四章 39
僕は、長男以外の八坂家全員と大きなちゃぶ台を囲んで、でっかイカの唐揚げに舌鼓を打っていた。先日、市場のおじさんの店で食べたのは、でっかイカの串焼きと炊き込みご飯だったので、唐揚げにしたのを食べるのは初めてだ。
「これむっちゃ美味いよ! 伊緒里ちゃん」
「そう、よかった。海のものばかりだから、正直言って本土の人の口に合うか、少し心配だったのよ」
「やだなあ、横須賀だって魚介類はけっこう食うよ。近くに三崎の漁港だってあるし」
「なあんだ。心配して損しちゃった」
そう言って、伊緒里ちゃんはくすくす笑った。
(う~んこれぞ団らん。最高!)
……と、朝っぱらから豪華海鮮料理と家庭の雰囲気をしばらく満喫していると、おじさんが読んでいた新聞を畳み、難しい顔で僕に話し始めた。

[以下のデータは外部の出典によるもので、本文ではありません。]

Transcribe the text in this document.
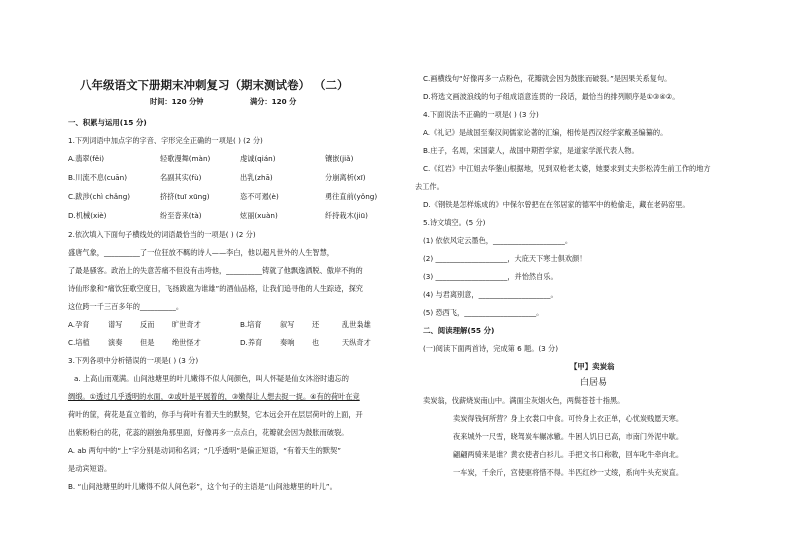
八年级语文下册期末冲刺复习（期末测试卷） （二）
时间：120 分钟	满分：120 分
一、积累与运用(15 分)
1.下列词语中加点字的字音、字形完全正确的一项是( ) (2 分)
A.翡翠(fěi)	轻歌漫舞(màn)	虔诚(qián)	镶嵌(jiǎ)
B.川流不息(cuān)	名副其实(fù)	出乳(zhā)	分崩离析(xī)
C.跋涉(chì chǎng)	挤挤(tuī xūng)	恣不可遏(è)	勇往直前(yǒng)
D.机械(xiè)	纷至沓来(tà)	炫丽(xuàn)	纤持栽木(jiū)
2.依次填入下面句子横线处的词语最恰当的一项是( ) (2 分)
盛唐气象，__________了一位狂放不羁的诗人——李白，他以超凡世外的人生智慧，
了最是骚客。政治上的失意苦痛不但没有击垮他，__________铸就了他飘逸洒脱、傲岸不拘的
诗仙形象和“痛饮狂歌空度日，飞扬跋扈为谁雄”的酒仙品格，让我们追寻他的人生踪迹，探究
这位跨一千三百多年的__________。
A.孕育	谱写 反而 旷世奇才	B.培育	叙写 还	乱世枭雄
C.培植	演奏 但是 绝世怪才	D.养育 奏响 也	天纵奇才
3.下列各项中分析错误的一项是( ) (3 分)
a. 上高山而观满。山间池塘里的叶儿嫩得不似人间颜色，叫人怀疑是仙女沐浴时遗忘的
绸缎。①透过几乎透明的水面，②或叶是平展着的，③嫩得让人想去捉一捉。④有的荷叶在竞
荷叶的筐，荷花是直立着的，你手与荷叶有着天生的默契，它本远会开在层层荷叶的上面，开
出紫粉粉白的花，花蕊的剧独角那里面，好像再多一点点白，花瓣就会因为鼓胀而破裂。
A. ab 两句中的“上”字分别是动词和名词；“几乎透明”是偏正短语，“有着天生的默契”
是动宾短语。
B. “山间池塘里的叶儿嫩得不似人间色彩”，这个句子的主语是“山间池塘里的叶儿”。
C.画横线句“好像再多一点粉色，花瓣就会因为鼓胀而破裂。”是因果关系复句。
D.将选文画波浪线的句子组成语意连贯的一段话，最恰当的排列顺序是①③④②。
4.下面说法不正确的一项是( ) (3 分)
A.《礼记》是战国至秦汉间儒家论著的汇编，相传是西汉经学家戴圣编纂的。
B.庄子，名周，宋国蒙人，战国中期哲学家，是道家学派代表人物。
C.《红岩》中江姐去华蓥山根据地，见到双枪老太婆，她要求到丈夫彭松涛生前工作的地方
去工作。
D.《钢铁是怎样炼成的》中保尔曾把在在邻居家的德军中的枪偷走，藏在老码窑里。
5.诗文填空。(5 分)
(1) 依依风定云墨色，____________________。
(2) ____________________，大庇天下寒士俱欢颜！
(3) ____________________，并怡然自乐。
(4) 与君离别意，____________________。
(5) 恐西飞，____________________。
二、阅读理解(55 分)
(一)阅读下面两首诗，完成第 6 题。(3 分)
【甲】卖炭翁
白居易
卖炭翁，伐薪烧炭南山中。满面尘灰烟火色，两鬓苍苍十指黑。
卖炭得钱何所营？身上衣裳口中食。可怜身上衣正单，心忧炭贱愿天寒。
夜来城外一尺雪，晓驾炭车辗冰辙。牛困人饥日已高，市南门外泥中歇。
翩翩两骑来是谁？黄衣使者白衫儿。手把文书口称敕，回车叱牛牵向北。
一车炭，千余斤，宫使驱将惜不得。半匹红纱一丈绫，系向牛头充炭直。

「琢磨さんの船が沈んだのと前後して、ここいらの海域では原因不明の海難事故が多発しているんだ。さっきもテレビでやってただろう。聞いた話じゃ、あっという間に沈んでしまうから原因が分かりにくいんだが、俺が思うにあれは、デカいバケモノなんじゃないかと思ってるんだ」
「バケモノ? ゴジラみたいな巨大怪獣とかですか? ……まさか」
いくら自分が人外だからって、巨大生物なんて、にわかには信じ難い。
でも、琢磨がやられたってことは――――
「威くん、基地で何か聞いてないかい? 俺も、これ以上仲間の船が沈められるのを黙って見ている訳にゃいかねえんだ」
おじさんは、深いため息をついた。
「ごめんなさい、残念だけど、僕何も聞いてないんです。軍の人とはゲートの人と、難波さんぐらいしか口きかないし。任務で船に乗ったことすらありませんから……」
「そうか。すまなかったね」
「いえ……何も役に立てなくて済みません……」
そう言うと、おじさんはがっはっは、と豪快に笑って僕の頭をくしゃっと撫でた。
――巨大生物が事故の原因だろうか?
ゆきかぜを沈めるような大きな生き物なんて、ぜんぜん想像もつかない。
ただでさえ、あの琢磨が乗っていたのに沈むなんて、どれだけデカいんだ……。